II. Next, Christ’s love is portrayed as something within us
"Our outward lips confess the name All other names above;
Love only knoweth whence it came, And comprehendeth love."
 A. We must confess with our outward lips the name of Christ: Rom. 10.9-10
 B. This is because His name is above all other names: Phil. 2.9-11
 C. However, it is only by love in our hearts that we can comprehend the width, length, breadth, and height: Eph. 3.17-19

III. Again, Christ’s love is described as a healing
"The healing of His seamless dress Is by our beds of pain;
We touch Him in life’s throng and press, And we are whole again."
 A. This stanza is based on an incident in the life of Jesus where just a touch of His garment healed a very ill woman: Matt. 9.18-22
 B. Obviously, we cannot literally touch the hem of His garment today, but we can access the same power of healing by coming to Him in obedience to His will: Matt. 11.27-30
 C. And when we do so, we can be healed: Jas. 5.16. The meaning is that just as during His earthly ministry Jesus healed those who were sick and oppressed by the devil such as the poor woman, so because of His love for us, He is willing to heal us from the spiritual disease of sin even now

IV. Finally, Christ’s love is universal
"O Lord and Master of us all, What-e’er our name or sign,
We own Thy sway, we hear Thy call, We test our lives by Thine."
 A. Jesus came to be Lord and Master of everyone: Jn. 13.13
 B. Therefore, His gospel is suited to all mankind: Matt. 28.18-20, Acts 10.34-35, Rom. 1.16, Gal. 3.28
 C. But in order for Him to be our Lord, we must test our love by His: Eph. 5.1-2. Christ’s love is not for just one nation or race of people, but for everyone regardless of the name of our country or the sign of our ethnic background; and thus, we need to have the same kind of love for all mankind

     CONCL.: While Jesus, because of His great love, did for us what we could not do for ourselves, He will not do for us what we can do.

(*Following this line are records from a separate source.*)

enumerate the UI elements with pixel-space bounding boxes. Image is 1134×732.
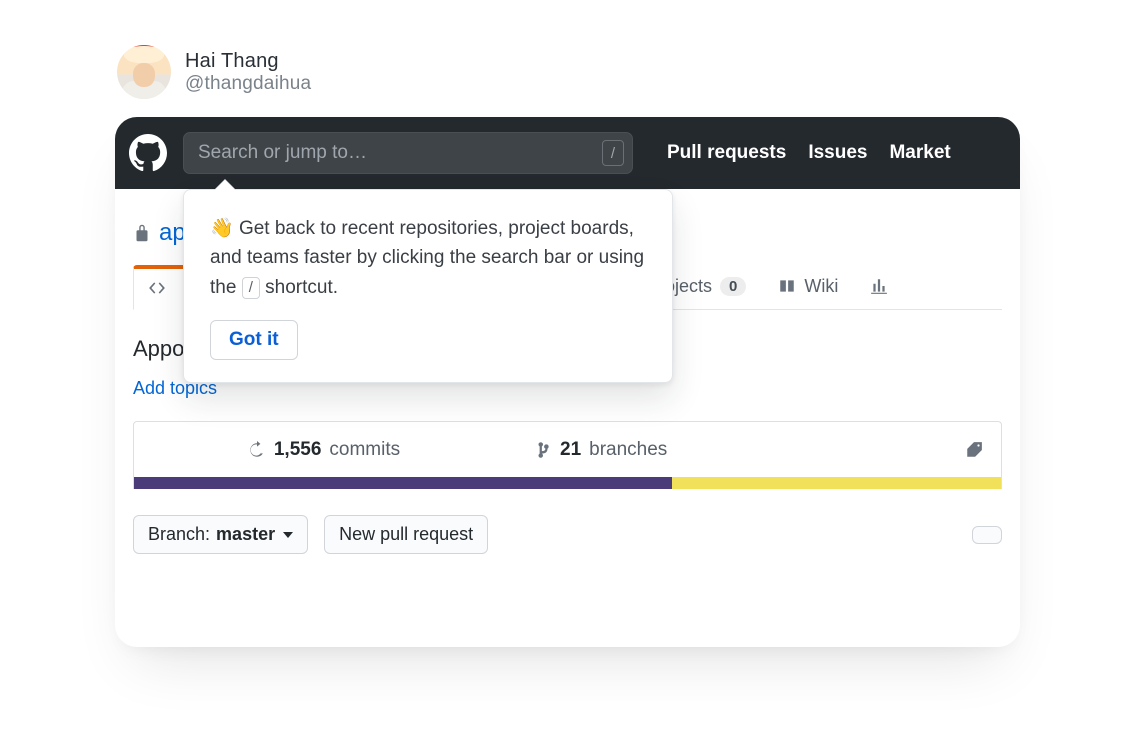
popover-text: 👋 Get back to recent repositories, proje… xyxy=(210,214,646,302)
tab-wiki[interactable]: Wiki xyxy=(764,266,852,309)
search-input[interactable] xyxy=(198,142,594,164)
caret-down-icon xyxy=(283,532,293,538)
slash-kbd: / xyxy=(242,277,260,299)
github-top-bar: / Pull requests Issues Market xyxy=(115,117,1020,189)
commits-count: 1,556 xyxy=(274,439,322,461)
tab-projects-count: 0 xyxy=(720,277,746,296)
repo-name: ap xyxy=(159,219,186,247)
new-pull-request-button[interactable]: New pull request xyxy=(324,515,488,554)
screenshot-card: / Pull requests Issues Market ap xyxy=(115,117,1020,647)
tab-wiki-label: Wiki xyxy=(804,276,838,297)
stat-branches[interactable]: 21 branches xyxy=(514,439,687,461)
top-nav: Pull requests Issues Market xyxy=(667,142,951,164)
repo-stats-bar: 1,556 commits 21 branches xyxy=(133,421,1002,477)
branches-label: branches xyxy=(589,439,667,461)
branch-prefix: Branch: xyxy=(148,524,210,545)
popover-text-b: shortcut. xyxy=(260,277,338,298)
tab-insights-partial[interactable] xyxy=(856,267,902,307)
graph-icon xyxy=(870,277,888,295)
stat-right-partial[interactable] xyxy=(945,441,1001,459)
tab-code[interactable] xyxy=(133,265,189,310)
avatar[interactable] xyxy=(117,45,171,99)
search-tip-popover: 👋 Get back to recent repositories, proje… xyxy=(183,189,673,383)
language-seg-2 xyxy=(672,477,1001,489)
wave-emoji: 👋 xyxy=(210,218,234,239)
got-it-button[interactable]: Got it xyxy=(210,320,298,360)
github-logo-icon[interactable] xyxy=(129,134,167,172)
nav-issues[interactable]: Issues xyxy=(808,142,867,164)
author-name[interactable]: Hai Thang xyxy=(185,50,311,73)
language-bar[interactable] xyxy=(133,477,1002,489)
branch-select-button[interactable]: Branch: master xyxy=(133,515,308,554)
branches-count: 21 xyxy=(560,439,581,461)
code-icon xyxy=(148,279,166,297)
right-action-partial[interactable] xyxy=(972,526,1002,544)
stat-commits[interactable]: 1,556 commits xyxy=(134,439,514,461)
language-seg-1 xyxy=(134,477,672,489)
branch-name: master xyxy=(216,524,275,545)
repo-actions-row: Branch: master New pull request xyxy=(133,515,1002,554)
tag-icon xyxy=(965,441,983,459)
commits-label: commits xyxy=(329,439,400,461)
global-search[interactable]: / xyxy=(183,132,633,174)
book-icon xyxy=(778,277,796,295)
history-icon xyxy=(248,441,266,459)
author-handle[interactable]: @thangdaihua xyxy=(185,73,311,95)
nav-pull-requests[interactable]: Pull requests xyxy=(667,142,786,164)
slash-shortcut-badge: / xyxy=(602,140,624,166)
git-branch-icon xyxy=(534,441,552,459)
post-author: Hai Thang @thangdaihua xyxy=(117,45,1020,99)
lock-icon xyxy=(133,222,151,244)
nav-marketplace[interactable]: Market xyxy=(889,142,950,164)
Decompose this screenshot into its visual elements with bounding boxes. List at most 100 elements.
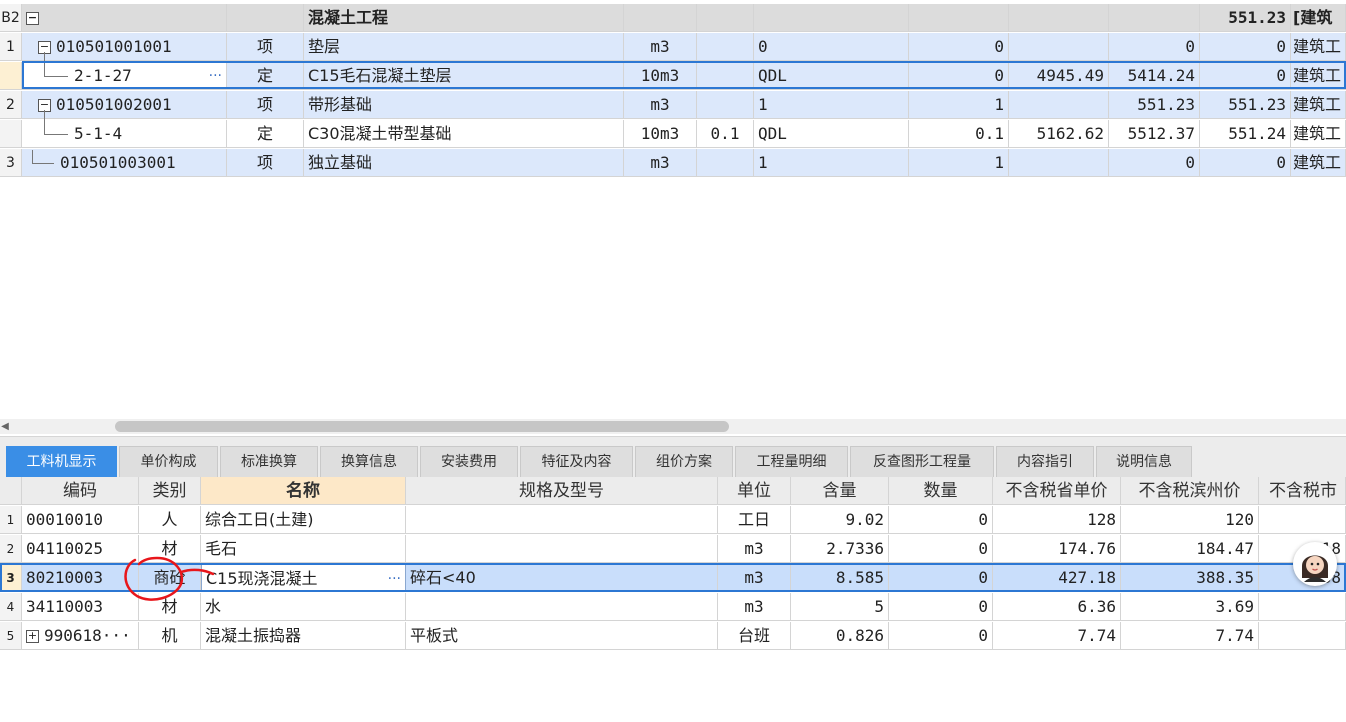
table-row[interactable]: 2-1-27 ··· 定 C15毛石混凝土垫层 10m3 QDL 0 4945.… bbox=[0, 62, 1346, 91]
price-cell[interactable] bbox=[1009, 4, 1109, 32]
spec-cell[interactable]: 平板式 bbox=[406, 622, 718, 650]
qty-cell[interactable] bbox=[909, 4, 1009, 32]
content-cell[interactable]: 5 bbox=[791, 593, 889, 621]
horizontal-scrollbar[interactable]: ◀ bbox=[0, 419, 1346, 434]
total-cell[interactable]: 0 bbox=[1200, 33, 1291, 61]
code-cell[interactable]: −010501002001 bbox=[22, 91, 227, 119]
unit-total-cell[interactable]: 5414.24 bbox=[1109, 62, 1200, 90]
col-spec-header[interactable]: 规格及型号 bbox=[406, 477, 718, 505]
city-price-cell[interactable] bbox=[1259, 622, 1346, 650]
qty-expr-cell[interactable] bbox=[697, 33, 754, 61]
qty-code-cell[interactable]: 1 bbox=[754, 149, 909, 177]
qty-cell[interactable]: 0 bbox=[889, 535, 993, 563]
total-cell[interactable]: 0 bbox=[1200, 149, 1291, 177]
more-dots-icon[interactable]: ··· bbox=[388, 565, 401, 591]
price-cell[interactable]: 4945.49 bbox=[1009, 62, 1109, 90]
spec-cell[interactable]: [建筑 bbox=[1291, 4, 1346, 32]
name-cell[interactable]: 带形基础 bbox=[304, 91, 624, 119]
tab-reverse-lookup[interactable]: 反查图形工程量 bbox=[850, 446, 994, 477]
qty-cell[interactable]: 0 bbox=[889, 564, 993, 592]
table-row[interactable]: 3 010501003001 项 独立基础 m3 1 1 0 0 建筑工 bbox=[0, 149, 1346, 178]
name-cell[interactable]: C30混凝土带型基础 bbox=[304, 120, 624, 148]
unit-total-cell[interactable]: 5512.37 bbox=[1109, 120, 1200, 148]
tab-features[interactable]: 特征及内容 bbox=[520, 446, 633, 477]
province-price-cell[interactable]: 7.74 bbox=[993, 622, 1121, 650]
type-cell[interactable]: 项 bbox=[227, 149, 304, 177]
spec-cell[interactable]: 碎石<40 bbox=[406, 564, 718, 592]
tab-conversion-info[interactable]: 换算信息 bbox=[320, 446, 418, 477]
price-cell[interactable] bbox=[1009, 91, 1109, 119]
tab-install-fee[interactable]: 安装费用 bbox=[420, 446, 518, 477]
qty-code-cell[interactable]: QDL bbox=[754, 120, 909, 148]
binzhou-price-cell[interactable]: 3.69 bbox=[1121, 593, 1259, 621]
qty-code-cell[interactable] bbox=[754, 4, 909, 32]
assistant-avatar-icon[interactable] bbox=[1293, 542, 1337, 586]
spec-cell[interactable]: 建筑工 bbox=[1291, 33, 1346, 61]
unit-cell[interactable]: 工日 bbox=[718, 506, 791, 534]
tab-quantity-detail[interactable]: 工程量明细 bbox=[735, 446, 848, 477]
content-cell[interactable]: 8.585 bbox=[791, 564, 889, 592]
scroll-left-arrow-icon[interactable]: ◀ bbox=[0, 419, 10, 434]
scrollbar-thumb[interactable] bbox=[115, 421, 729, 432]
type-cell[interactable]: 定 bbox=[227, 62, 304, 90]
col-binzhou-price-header[interactable]: 不含税滨州价 bbox=[1121, 477, 1259, 505]
spec-cell[interactable]: 建筑工 bbox=[1291, 149, 1346, 177]
qty-cell[interactable]: 0 bbox=[909, 33, 1009, 61]
unit-total-cell[interactable]: 0 bbox=[1109, 149, 1200, 177]
binzhou-price-cell[interactable]: 184.47 bbox=[1121, 535, 1259, 563]
binzhou-price-cell[interactable]: 7.74 bbox=[1121, 622, 1259, 650]
type-cell[interactable] bbox=[227, 4, 304, 32]
name-cell[interactable]: 水 bbox=[201, 593, 406, 621]
spec-cell[interactable] bbox=[406, 535, 718, 563]
name-cell[interactable]: C15毛石混凝土垫层 bbox=[304, 62, 624, 90]
qty-cell[interactable]: 0 bbox=[889, 593, 993, 621]
qty-cell[interactable]: 0 bbox=[889, 506, 993, 534]
unit-cell[interactable]: m3 bbox=[718, 593, 791, 621]
unit-cell[interactable]: m3 bbox=[624, 91, 697, 119]
qty-cell[interactable]: 0 bbox=[909, 62, 1009, 90]
unit-total-cell[interactable]: 551.23 bbox=[1109, 91, 1200, 119]
table-row[interactable]: 5 +990618··· 机 混凝土振捣器 平板式 台班 0.826 0 7.7… bbox=[0, 622, 1346, 651]
price-cell[interactable] bbox=[1009, 149, 1109, 177]
col-category-header[interactable]: 类别 bbox=[139, 477, 201, 505]
total-cell[interactable]: 0 bbox=[1200, 62, 1291, 90]
collapse-icon[interactable]: − bbox=[26, 12, 39, 25]
qty-expr-cell[interactable] bbox=[697, 91, 754, 119]
code-cell[interactable]: − bbox=[22, 4, 227, 32]
binzhou-price-cell[interactable]: 120 bbox=[1121, 506, 1259, 534]
qty-cell[interactable]: 0.1 bbox=[909, 120, 1009, 148]
name-cell[interactable]: 独立基础 bbox=[304, 149, 624, 177]
table-row[interactable]: 1 00010010 人 综合工日(土建) 工日 9.02 0 128 120 bbox=[0, 506, 1346, 535]
spec-cell[interactable]: 建筑工 bbox=[1291, 62, 1346, 90]
spec-cell[interactable]: 建筑工 bbox=[1291, 91, 1346, 119]
table-row[interactable]: 2 −010501002001 项 带形基础 m3 1 1 551.23 551… bbox=[0, 91, 1346, 120]
tab-material-display[interactable]: 工料机显示 bbox=[6, 446, 117, 477]
col-name-header[interactable]: 名称 bbox=[201, 477, 406, 505]
qty-code-cell[interactable]: QDL bbox=[754, 62, 909, 90]
col-content-header[interactable]: 含量 bbox=[791, 477, 889, 505]
qty-code-cell[interactable]: 1 bbox=[754, 91, 909, 119]
binzhou-price-cell[interactable]: 388.35 bbox=[1121, 564, 1259, 592]
tab-pricing-plan[interactable]: 组价方案 bbox=[635, 446, 733, 477]
qty-cell[interactable]: 1 bbox=[909, 91, 1009, 119]
category-cell[interactable]: 人 bbox=[139, 506, 201, 534]
unit-total-cell[interactable] bbox=[1109, 4, 1200, 32]
province-price-cell[interactable]: 427.18 bbox=[993, 564, 1121, 592]
province-price-cell[interactable]: 6.36 bbox=[993, 593, 1121, 621]
unit-cell[interactable]: m3 bbox=[718, 535, 791, 563]
qty-expr-cell[interactable] bbox=[697, 4, 754, 32]
total-cell[interactable]: 551.23 bbox=[1200, 91, 1291, 119]
expand-icon[interactable]: + bbox=[26, 630, 39, 643]
province-price-cell[interactable]: 128 bbox=[993, 506, 1121, 534]
type-cell[interactable]: 项 bbox=[227, 33, 304, 61]
name-cell[interactable]: 垫层 bbox=[304, 33, 624, 61]
name-cell[interactable]: 混凝土工程 bbox=[304, 4, 624, 32]
col-qty-header[interactable]: 数量 bbox=[889, 477, 993, 505]
type-cell[interactable]: 定 bbox=[227, 120, 304, 148]
name-edit-cell[interactable]: C15现浇混凝土 ··· bbox=[201, 564, 406, 592]
name-cell[interactable]: 混凝土振捣器 bbox=[201, 622, 406, 650]
unit-cell[interactable]: m3 bbox=[718, 564, 791, 592]
name-cell[interactable]: 毛石 bbox=[201, 535, 406, 563]
name-cell[interactable]: 综合工日(土建) bbox=[201, 506, 406, 534]
table-row[interactable]: B2 − 混凝土工程 551.23 [建筑 bbox=[0, 4, 1346, 33]
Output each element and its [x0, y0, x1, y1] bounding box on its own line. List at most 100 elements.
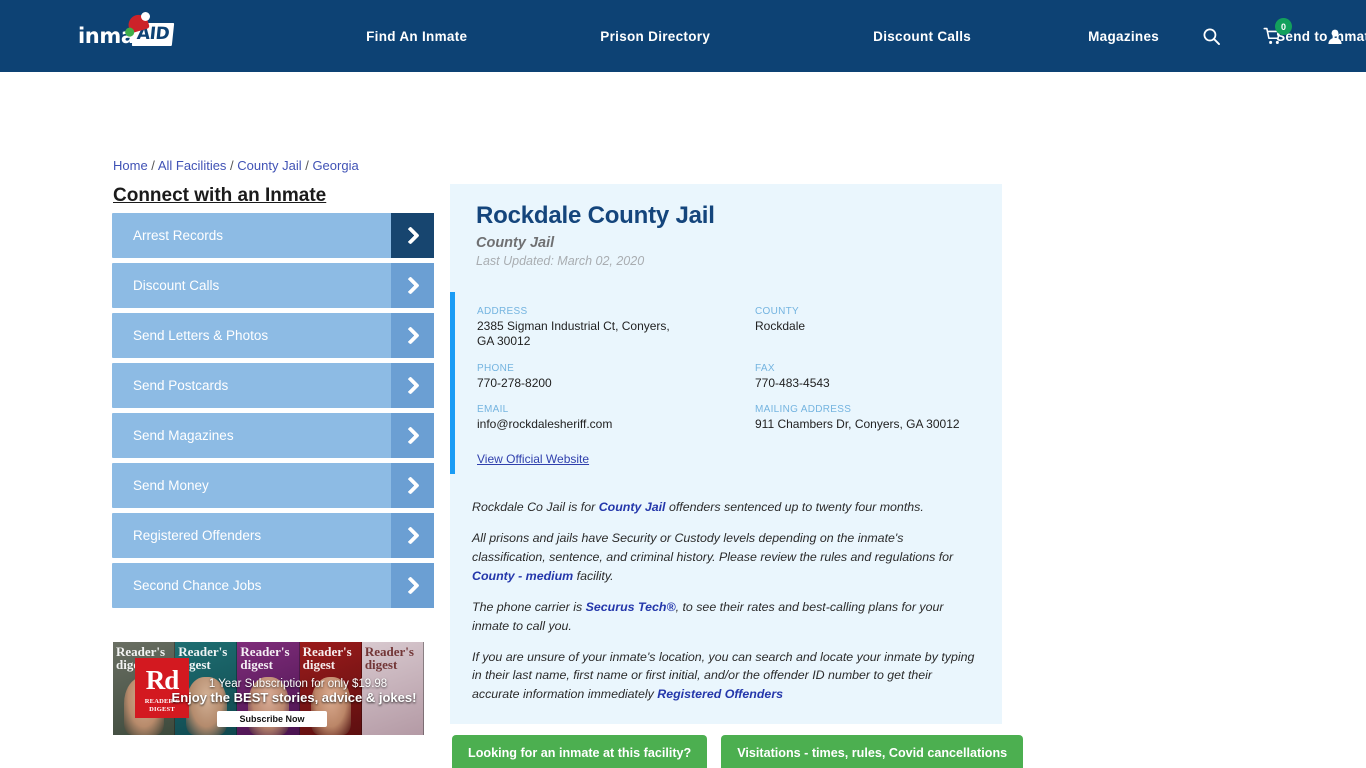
sidebar-item-send-money[interactable]: Send Money	[112, 463, 434, 508]
description-paragraph-2: All prisons and jails have Security or C…	[472, 529, 976, 586]
phone-label: PHONE	[477, 362, 515, 374]
nav-item-magazines[interactable]: Magazines	[1088, 29, 1159, 44]
facility-panel: Rockdale County Jail County Jail Last Up…	[450, 184, 1002, 725]
ad-subscribe-button[interactable]: Subscribe Now	[217, 711, 327, 727]
user-account-icon	[1328, 29, 1342, 44]
contact-field-county: COUNTY Rockdale	[755, 306, 1002, 354]
ad-cover-title: Reader's digest	[240, 644, 290, 672]
p2-text-b: facility.	[573, 568, 614, 583]
nav-item-find-an-inmate[interactable]: Find An Inmate	[366, 29, 467, 44]
search-button[interactable]	[1180, 0, 1242, 72]
contact-field-fax: FAX 770-483-4543	[755, 363, 1002, 395]
link-registered-offenders[interactable]: Registered Offenders	[657, 687, 783, 701]
link-securus-tech[interactable]: Securus Tech®	[586, 600, 676, 614]
chevron-right-icon	[391, 363, 434, 408]
sidebar-item-label: Send Magazines	[133, 428, 234, 443]
fax-value: 770-483-4543	[755, 375, 830, 390]
address-value: 2385 Sigman Industrial Ct, Conyers, GA 3…	[477, 319, 670, 349]
sidebar-item-send-postcards[interactable]: Send Postcards	[112, 363, 434, 408]
description-paragraph-4: If you are unsure of your inmate's locat…	[472, 648, 976, 705]
county-label: COUNTY	[755, 306, 800, 317]
fax-label: FAX	[755, 362, 775, 374]
link-county-jail[interactable]: County Jail	[599, 500, 666, 514]
last-updated-text: Last Updated: March 02, 2020	[476, 254, 645, 268]
breadcrumb: Home / All Facilities / County Jail / Ge…	[113, 158, 359, 173]
contact-field-mailing-address: MAILING ADDRESS 911 Chambers Dr, Conyers…	[755, 404, 1002, 436]
looking-for-inmate-button[interactable]: Looking for an inmate at this facility?	[452, 735, 708, 768]
email-label: EMAIL	[477, 404, 509, 416]
account-button[interactable]	[1304, 0, 1366, 72]
chevron-right-icon	[391, 513, 434, 558]
breadcrumb-item-all-facilities[interactable]: All Facilities	[158, 158, 227, 173]
contact-grid: ADDRESS 2385 Sigman Industrial Ct, Conye…	[477, 306, 1002, 436]
advertisement-banner[interactable]: Reader's digest Reader's digest Reader's…	[113, 642, 424, 735]
sidebar-item-send-magazines[interactable]: Send Magazines	[112, 413, 434, 458]
view-official-website-link[interactable]: View Official Website	[477, 452, 589, 466]
sidebar-item-second-chance-jobs[interactable]: Second Chance Jobs	[112, 563, 434, 608]
ad-subheadline: Enjoy the BEST stories, advice & jokes!	[171, 690, 417, 705]
sidebar-item-registered-offenders[interactable]: Registered Offenders	[112, 513, 434, 558]
facility-description: Rockdale Co Jail is for County Jail offe…	[450, 484, 1002, 724]
sidebar-item-send-letters-photos[interactable]: Send Letters & Photos	[112, 313, 434, 358]
visitations-info-button[interactable]: Visitations - times, rules, Covid cancel…	[721, 735, 1024, 768]
sidebar-item-label: Send Money	[133, 478, 209, 493]
sidebar-item-label: Send Postcards	[133, 378, 229, 393]
mailing-address-label: MAILING ADDRESS	[755, 404, 852, 416]
description-paragraph-3: The phone carrier is Securus Tech®, to s…	[472, 598, 976, 636]
santa-hat-pom-icon	[141, 12, 150, 21]
county-value: Rockdale	[755, 319, 806, 333]
chevron-right-icon	[391, 263, 434, 308]
cart-button[interactable]: 0	[1242, 0, 1304, 72]
p1-text-b: offenders sentenced up to twenty four mo…	[665, 500, 924, 515]
sidebar-item-label: Send Letters & Photos	[133, 328, 269, 343]
facility-contact-block: ADDRESS 2385 Sigman Industrial Ct, Conye…	[450, 292, 1002, 484]
phone-value: 770-278-8200	[477, 375, 552, 390]
ad-cover-title: Reader's digest	[302, 644, 352, 672]
breadcrumb-item-home[interactable]: Home	[113, 158, 148, 173]
facility-action-buttons: Looking for an inmate at this facility? …	[452, 735, 1024, 768]
accent-bar	[450, 292, 455, 474]
email-value: info@rockdalesheriff.com	[477, 417, 613, 432]
ad-cover-title: Reader's digest	[364, 644, 414, 672]
breadcrumb-item-georgia[interactable]: Georgia	[312, 158, 358, 173]
nav-item-discount-calls[interactable]: Discount Calls	[873, 29, 971, 44]
sidebar-item-label: Registered Offenders	[133, 528, 262, 543]
site-logo[interactable]: inmate AID	[78, 12, 175, 53]
ad-headline: 1 Year Subscription for only $19.98	[208, 678, 388, 690]
chevron-right-icon	[391, 413, 434, 458]
chevron-right-icon	[391, 313, 434, 358]
chevron-right-icon	[391, 563, 434, 608]
sidebar-item-arrest-records[interactable]: Arrest Records	[112, 213, 434, 258]
sidebar-item-discount-calls[interactable]: Discount Calls	[112, 263, 434, 308]
chevron-right-icon	[391, 463, 434, 508]
facility-header: Rockdale County Jail County Jail Last Up…	[450, 184, 1002, 282]
contact-field-address: ADDRESS 2385 Sigman Industrial Ct, Conye…	[477, 306, 755, 354]
contact-field-email: EMAIL info@rockdalesheriff.com	[477, 404, 755, 436]
breadcrumb-separator: /	[226, 158, 238, 173]
link-county-medium[interactable]: County - medium	[472, 569, 573, 583]
search-icon	[1203, 28, 1220, 45]
sidebar-item-label: Second Chance Jobs	[133, 578, 262, 593]
breadcrumb-separator: /	[301, 158, 313, 173]
mailing-address-value: 911 Chambers Dr, Conyers, GA 30012	[755, 417, 960, 432]
p1-text-a: Rockdale Co Jail is for	[472, 500, 599, 515]
breadcrumb-separator: /	[147, 158, 158, 173]
description-paragraph-1: Rockdale Co Jail is for County Jail offe…	[472, 498, 976, 517]
facility-type: County Jail	[476, 235, 555, 251]
p3-text-a: The phone carrier is	[472, 599, 586, 614]
chevron-right-icon	[391, 213, 434, 258]
sidebar-item-label: Discount Calls	[133, 278, 220, 293]
contact-field-phone: PHONE 770-278-8200	[477, 363, 755, 395]
page-title: Rockdale County Jail	[476, 202, 715, 229]
cart-count-badge: 0	[1275, 18, 1292, 35]
sidebar-nav-list: Arrest Records Discount Calls Send Lette…	[112, 213, 434, 613]
p2-text-a: All prisons and jails have Security or C…	[472, 531, 954, 565]
header-icon-group: 0	[1180, 0, 1366, 72]
nav-item-prison-directory[interactable]: Prison Directory	[600, 29, 710, 44]
breadcrumb-item-county-jail[interactable]: County Jail	[237, 158, 301, 173]
sidebar-item-label: Arrest Records	[133, 228, 224, 243]
address-label: ADDRESS	[477, 306, 528, 317]
ad-logo-line2: DIGEST	[149, 705, 175, 713]
site-header: inmate AID Find An Inmate Prison Directo…	[0, 0, 1366, 72]
sidebar-heading: Connect with an Inmate	[113, 185, 327, 206]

So, just as indispensable a link in the chain of our salvation is our love for Him which is in response to all that He has done for us and which motivates us to do whatever He commands us to do that we might be saved.  Yet, even this would not be possible if it were not for the equally indispensable link of Christ’s "Immortal Love, Forever Full."